Old-time trades? Discover them with postcards!
Technological developments have sounded the death knell for many professions. Grinder, clog maker or lamplighter are some of them. Postcards enable us to rediscover these forgotten jobs carried out by talented craftsmen. Let's discover these old-time trades with postcards!
This is a profession which is no longer relevant today and which nevertheless had its heyday at the end of the 18th century and at the beginning of the 19th.
When Saint-Exupéry depicts this astonishing character on the fifth planet in his book “The Little Prince”, he writes poetically: ” When he lights his street lamp, it is as if he brought one more star to life, or one flower. When he puts out his lamp, he sends the flower, or the star, to sleep. That is a beautiful occupation. And since it is beautiful, it is truly useful.””
The lamplighter appeared during the industrial revolution at the end of the 17th century. The function was initially to light lanterns with candles. Street lamps appeared in Paris in 1766, a century later. They would be the invention of the abbot Matherot de Preigny and Mr Bourgeois de Châteaublanc. At the beginning, the streetlight was initially lit with oil, before switching to gas lighting around 1820.
The job of street lighter, although demanding because it was subject to bad weather and was exhausting, was generally a complementary activity. Indeed, the tours, at dawn and at dusk, did not take up a full day.
This old-time trade died out with the advent of electric lighting. As early as 1878, on the occasion of the Universal Exhibition in Paris, several locations were equipped with this new type of lighting, which gradually replaced gas and thus lamplighters. The trade was permanently abandoned in the first half of the 20th century.

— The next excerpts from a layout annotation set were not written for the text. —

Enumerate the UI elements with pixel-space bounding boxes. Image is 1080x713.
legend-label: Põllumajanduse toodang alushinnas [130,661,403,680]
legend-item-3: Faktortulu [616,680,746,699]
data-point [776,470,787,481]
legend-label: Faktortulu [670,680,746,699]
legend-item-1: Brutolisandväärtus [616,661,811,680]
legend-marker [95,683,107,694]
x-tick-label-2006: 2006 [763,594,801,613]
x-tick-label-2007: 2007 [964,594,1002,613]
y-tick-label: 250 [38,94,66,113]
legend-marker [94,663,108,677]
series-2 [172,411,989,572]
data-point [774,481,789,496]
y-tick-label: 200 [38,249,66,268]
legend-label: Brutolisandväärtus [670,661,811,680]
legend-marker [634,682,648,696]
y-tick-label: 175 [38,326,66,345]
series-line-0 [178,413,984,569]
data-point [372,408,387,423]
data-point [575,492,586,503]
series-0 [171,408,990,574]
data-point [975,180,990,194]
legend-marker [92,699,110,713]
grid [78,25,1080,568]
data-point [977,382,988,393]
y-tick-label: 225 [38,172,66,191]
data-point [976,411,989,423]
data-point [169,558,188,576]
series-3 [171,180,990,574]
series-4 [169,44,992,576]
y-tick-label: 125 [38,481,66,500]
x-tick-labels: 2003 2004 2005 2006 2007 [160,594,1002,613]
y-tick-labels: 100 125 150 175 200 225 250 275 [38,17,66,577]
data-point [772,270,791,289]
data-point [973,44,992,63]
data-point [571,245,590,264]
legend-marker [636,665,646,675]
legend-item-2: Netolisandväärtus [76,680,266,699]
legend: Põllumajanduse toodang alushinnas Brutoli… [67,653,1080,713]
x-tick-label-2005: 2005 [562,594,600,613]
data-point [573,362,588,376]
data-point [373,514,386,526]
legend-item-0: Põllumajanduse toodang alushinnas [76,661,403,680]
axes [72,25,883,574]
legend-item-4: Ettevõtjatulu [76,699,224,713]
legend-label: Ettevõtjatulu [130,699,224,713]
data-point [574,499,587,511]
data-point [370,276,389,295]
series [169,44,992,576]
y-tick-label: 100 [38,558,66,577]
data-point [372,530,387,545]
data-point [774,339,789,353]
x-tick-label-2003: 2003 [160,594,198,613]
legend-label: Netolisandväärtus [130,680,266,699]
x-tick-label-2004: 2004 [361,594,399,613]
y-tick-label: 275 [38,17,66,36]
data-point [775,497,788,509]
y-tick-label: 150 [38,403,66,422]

Until the last century, it was not uncommon in the countryside to wear clogs. Before the introduction of clog-making machines, from 1919 onwards, a craftsman carried out this task. He was called the clog maker.
There were two types of clog makers: those who made the outside shape and those who carved the inside of the clog.
The clog maker started by cutting the wood into logs of the size intended for the clog. Then, with an axe, he cut the wood into the shape of the clog. Afterwards, the clog was carved without being damaged.
When a pair of clogs was regularly worn, it wore out in a maximum of two months. To make them last longer, the soles were often reinforced.
Currently, there are still a few clog makers, but it is a disappearing craft as clogs have been replaced by shoes.
It’s a very old trade. It is said to date back to the 14th century. The work of the grinder consisted in sharpening knives, scissors or daggers using a grinding wheel. The grinder travelled from village to village with his equipment in order to sharpen cutting utensils.
Initially carrying his grindstone on his back, he then switched to the wheelbarrow and then to the cart to facilitate transportation.
The guild of grinders was recognized in the 15th century. A few years later, it was joined by the guild of cutlers. Their patron saint is Saint Catherine.
The profession of grinder lived on until the 20th century, when knives started to be made of better quality steel, no longer requiring regular sharpening.
Therefore, their cries and the noise of the metal on the grindstone which animated the villages as they passed through, became a thing of the past.
In conclusion, as witnesses of the past, postcards present us with these trades that have been completely forgotten nowadays. Clog makers, grinders and lamplighters are only three of many. Want to discover more? Discover the category “trades” on Delcampe !
Does anyone have the postcard, entitled: Professor Norton, Society Tattoo Artist? It was sold on Delcamp in 2010. Please let me know if you know it’s whereabouts.
THIS IS THE FIRST TIME I TOOK THE TIME TO READ YOUR NEWSLETTER. I LOVED IT !
When visiting our son in New Zealand we went to a market north of Auckland and there was always a man with a stall who sharpened knives etc which you presented to him for a price of course. The sharpener was of course on a motorised band and was cloth backed grinding paper but was of course keeping up the old trade.
Lamp lighters still very much going strong in London!
There are 1,500 gas lamps left in London which British Gas’ team of five lamplighters look after. These historic lamps stretch from Richmond Bridge in the west to Bromley-by-Bow in the east. The oldest lamps are in Westminster Abbey and the newest lights up a popular retail store in Covent Garden.
Great. nice elluciation of past glory,truly makes every one think how people were dedicated that time meare just to see light.
Love the new (to me) blog, thanks Heloise!
Please keep them coming!
Dear lord, I do feel old! We still had a knife grinder regularly come down out street with a wooden pushcart and pedal grinding stone in the 1980s. I remember French onion sellers still visiting Brighton on their bicycles with ropes of onions in the Sixties, and a samphire seller operating from a horse and cart in Norfolk in the Eighties. I so wish I’d photographed them. One takes so many little things for granted.